'No possible justification' for Shooting in Dallas, President Says

A peaceful protest in response to the deaths of Alton Sterling and Philando Castile turned deadly last night when a sniper or snipers opened fire and killed five Dallas police officers and injured at least seven others, as well astwo civilians.

One suspect was killed by police using a robot bomb after negotiations broke down overnight and the suspect started shooting. The suspect is believed to be 25-year-old Micah Xavier Johnson. His race has not yet been identified.

Dallas Police Chief David Brown said Friday morning, “The suspect stated he wanted to kill white people, especially white officers. The suspect stated that he was not affiliated with any groups and he stated that he did this alone.”

It remains unclear if other shooters were involved. Three other suspects are currently in custody.

In his remarks on the tragedy President Barack Obama said, “We are horrified over these events, and we stand united with the people and the Police Department in Dallas.”

A lot still remains unknown about the attack, the president warned, but he stressed the murders were unjustifiable.

“But let’s be clear,” Obama said, “there’s no possible justification for these kinds of attacks, or any violence against law enforcement.”

In a speech on Thursday regarding the deaths of Sterling and Castile, and hours before the tragedy unfolded in Dallas, the president had also emphasized that seeking justice for those deaths does not signify being anti-law enforcement.

“So, you know, when people say Black lives matter, that doesn’t mean blue lives don’t matter,” he said. “It just means all lives matter but right now, the big concern is the fact that the data shows Black folks are more vulnerable to these kinds of incidents.”

He also said, “And so to all of law enforcement, I want to be very clear. We know you have a tough job.
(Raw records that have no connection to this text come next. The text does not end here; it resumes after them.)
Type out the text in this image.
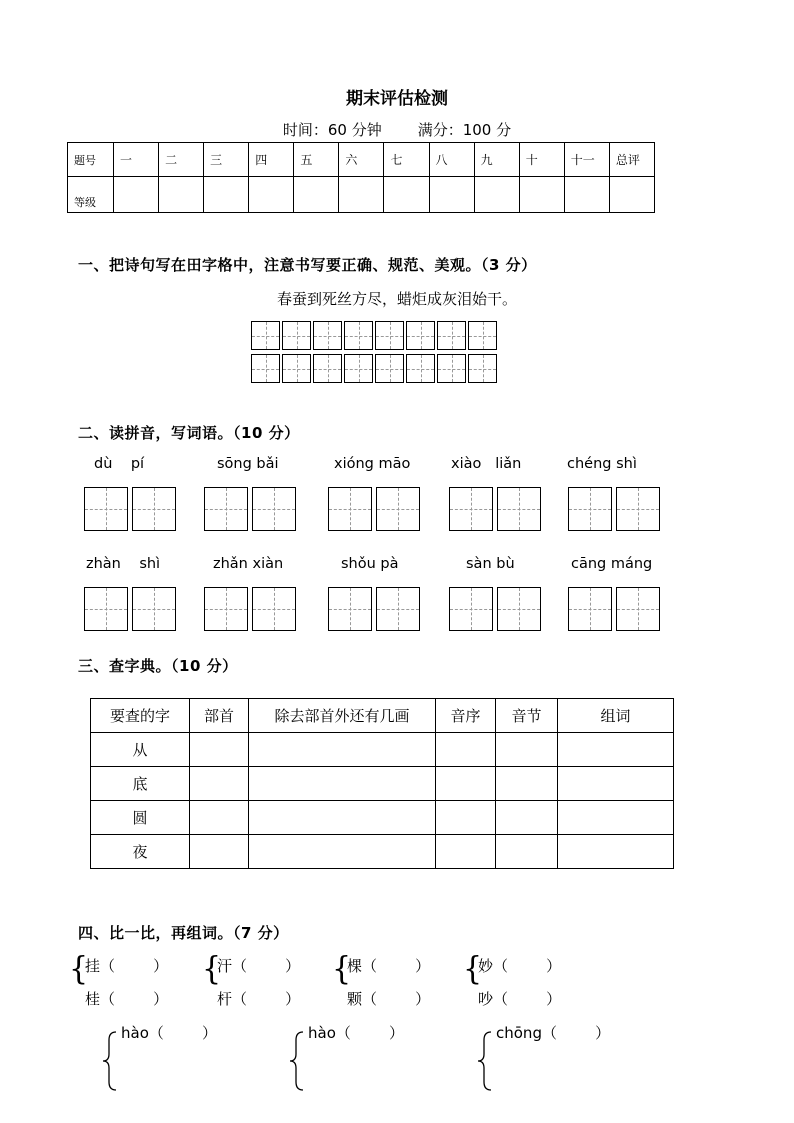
期末评估检测
时间：60 分钟 满分：100 分
题号	一	二	三	四	五	六	七	八	九	十	十一	总评
等级												
一、把诗句写在田字格中，注意书写要正确、规范、美观。（3 分）
春蚕到死丝方尽，蜡炬成灰泪始干。
二、读拼音，写词语。（10 分）
dù    pí	sōng bǎi	xióng māo	xiào   liǎn	chéng shì
zhàn    shì	zhǎn xiàn	shǒu pà	sàn bù	cāng máng
三、查字典。（10 分）
要查的字	部首	除去部首外还有几画	音序	音节	组词
从					
底					
圆					
夜					
四、比一比，再组词。（7 分）
{
挂（        ）
桂（        ）
{
汗（        ）
杆（        ）
{
棵（        ）
颗（        ）
{
妙（        ）
吵（        ）
hào（        ）	hào（        ）	chōng（        ）
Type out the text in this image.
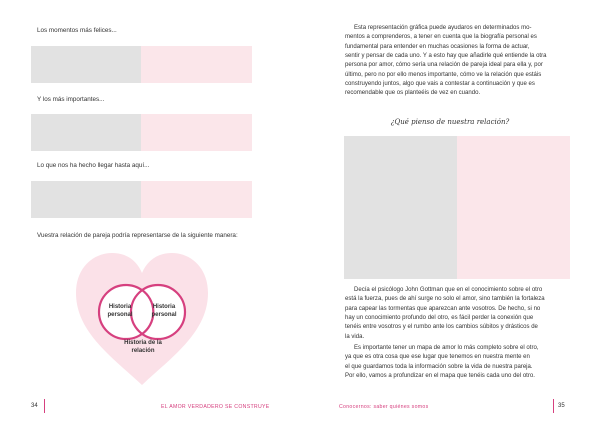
Los momentos más felices...
Y los más importantes...
Lo que nos ha hecho llegar hasta aquí...
Vuestra relación de pareja podría representarse de la siguiente manera:
Historia personal
Historia personal
Historia de la relación
34	EL AMOR VERDADERO SE CONSTRUYE
Esta representación gráfica puede ayudaros en determinados mo-
mentos a comprenderos, a tener en cuenta que la biografía personal es
fundamental para entender en muchas ocasiones la forma de actuar,
sentir y pensar de cada uno. Y a esto hay que añadirle qué entiende la otra
persona por amor, cómo sería una relación de pareja ideal para ella y, por
último, pero no por ello menos importante, cómo ve la relación que estáis
construyendo juntos, algo que vais a contestar a continuación y que es
recomendable que os planteéis de vez en cuando.
¿Qué pienso de nuestra relación?
Decía el psicólogo John Gottman que en el conocimiento sobre el otro
está la fuerza, pues de ahí surge no solo el amor, sino también la fortaleza
para capear las tormentas que aparezcan ante vosotros. De hecho, si no
hay un conocimiento profundo del otro, es fácil perder la conexión que
tenéis entre vosotros y el rumbo ante los cambios súbitos y drásticos de
la vida.
Es importante tener un mapa de amor lo más completo sobre el otro,
ya que es otra cosa que ese lugar que tenemos en nuestra mente en
el que guardamos toda la información sobre la vida de nuestra pareja.
Por ello, vamos a profundizar en el mapa que tenéis cada uno del otro.
Conocernos: saber quiénes somos	35
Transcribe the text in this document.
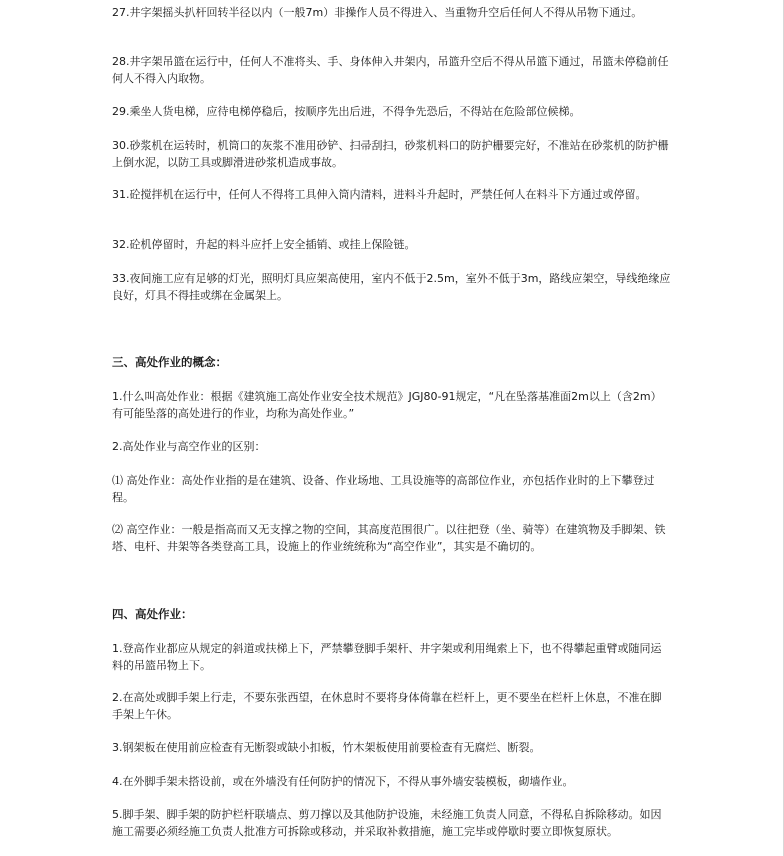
27.井字架摇头扒杆回转半径以内（一般7m）非操作人员不得进入、当重物升空后任何人不得从吊物下通过。

28.井字架吊篮在运行中，任何人不准将头、手、身体伸入井架内，吊篮升空后不得从吊篮下通过，吊篮未停稳前任何人不得入内取物。

29.乘坐人货电梯，应待电梯停稳后，按顺序先出后进，不得争先恐后，不得站在危险部位候梯。

30.砂浆机在运转时，机筒口的灰浆不准用砂铲、扫帚刮扫，砂浆机料口的防护栅要完好，不准站在砂浆机的防护栅上倒水泥，以防工具或脚滑进砂浆机造成事故。

31.砼搅拌机在运行中，任何人不得将工具伸入筒内清料，进料斗升起时，严禁任何人在料斗下方通过或停留。

32.砼机停留时，升起的料斗应扦上安全插销、或挂上保险链。

33.夜间施工应有足够的灯光，照明灯具应架高使用，室内不低于2.5m，室外不低于3m，路线应架空，导线绝缘应良好，灯具不得挂或绑在金属架上。

三、高处作业的概念：

1.什么叫高处作业：根据《建筑施工高处作业安全技术规范》JGJ80-91规定，“凡在坠落基准面2m以上（含2m）有可能坠落的高处进行的作业，均称为高处作业。”

2.高处作业与高空作业的区别：

⑴ 高处作业：高处作业指的是在建筑、设备、作业场地、工具设施等的高部位作业，亦包括作业时的上下攀登过程。

⑵ 高空作业：一般是指高而又无支撑之物的空间，其高度范围很广。以往把登（坐、骑等）在建筑物及手脚架、铁塔、电杆、井架等各类登高工具，设施上的作业统统称为“高空作业”，其实是不确切的。

四、高处作业：

1.登高作业都应从规定的斜道或扶梯上下，严禁攀登脚手架杆、井字架或利用绳索上下，也不得攀起重臂或随同运料的吊篮吊物上下。

2.在高处或脚手架上行走，不要东张西望，在休息时不要将身体倚靠在栏杆上，更不要坐在栏杆上休息，不准在脚手架上午休。

3.钢架板在使用前应检查有无断裂或缺小扣板，竹木架板使用前要检查有无腐烂、断裂。

4.在外脚手架未搭设前，或在外墙没有任何防护的情况下，不得从事外墙安装模板，砌墙作业。

5.脚手架、脚手架的防护栏杆联墙点、剪刀撑以及其他防护设施，未经施工负责人同意，不得私自拆除移动。如因施工需要必须经施工负责人批准方可拆除或移动，并采取补救措施，施工完毕或停歇时要立即恢复原状。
We mourn those in uniform who are protecting us who lose their lives.”

After the massacre in Dallas, Obama reiterated these sentiments.

“Today is a wrenching reminder of the sacrifices [police officers] make for us,” he said.

He called the murders “senseless” and said all suspects “will be held fully accountable.”

“Justice will be done,” he said.

In a Facebook post on Thursday the president had stated that while the deaths of Sterling and Castile represent “the racial disparities that appear across the system year after year,” this does not call for a divide between law enforcement and communities.

“To admit we’ve got a serious problem in no way contradicts our respect and appreciation for the vast majority of police officers who put their lives on the lines to protect us every single day,” he wrote. “It is to say that, as a nation, we can and must do better to institute the best practices that reduce the appearance or reality of racial bias in law enforcement.”

Brown called for unity between communities and law enforcement, stressing that the violence has to come to an end, and asked for much-needed support from citizens.

“All I know is that this must stop this divisiveness between our police and our citizens,” Brown said on Friday. “We don’t feel much support most days. Let’s not make today most days. Please, we need your support to be able to protect you from men like these, who carried out this tragic, tragic event.”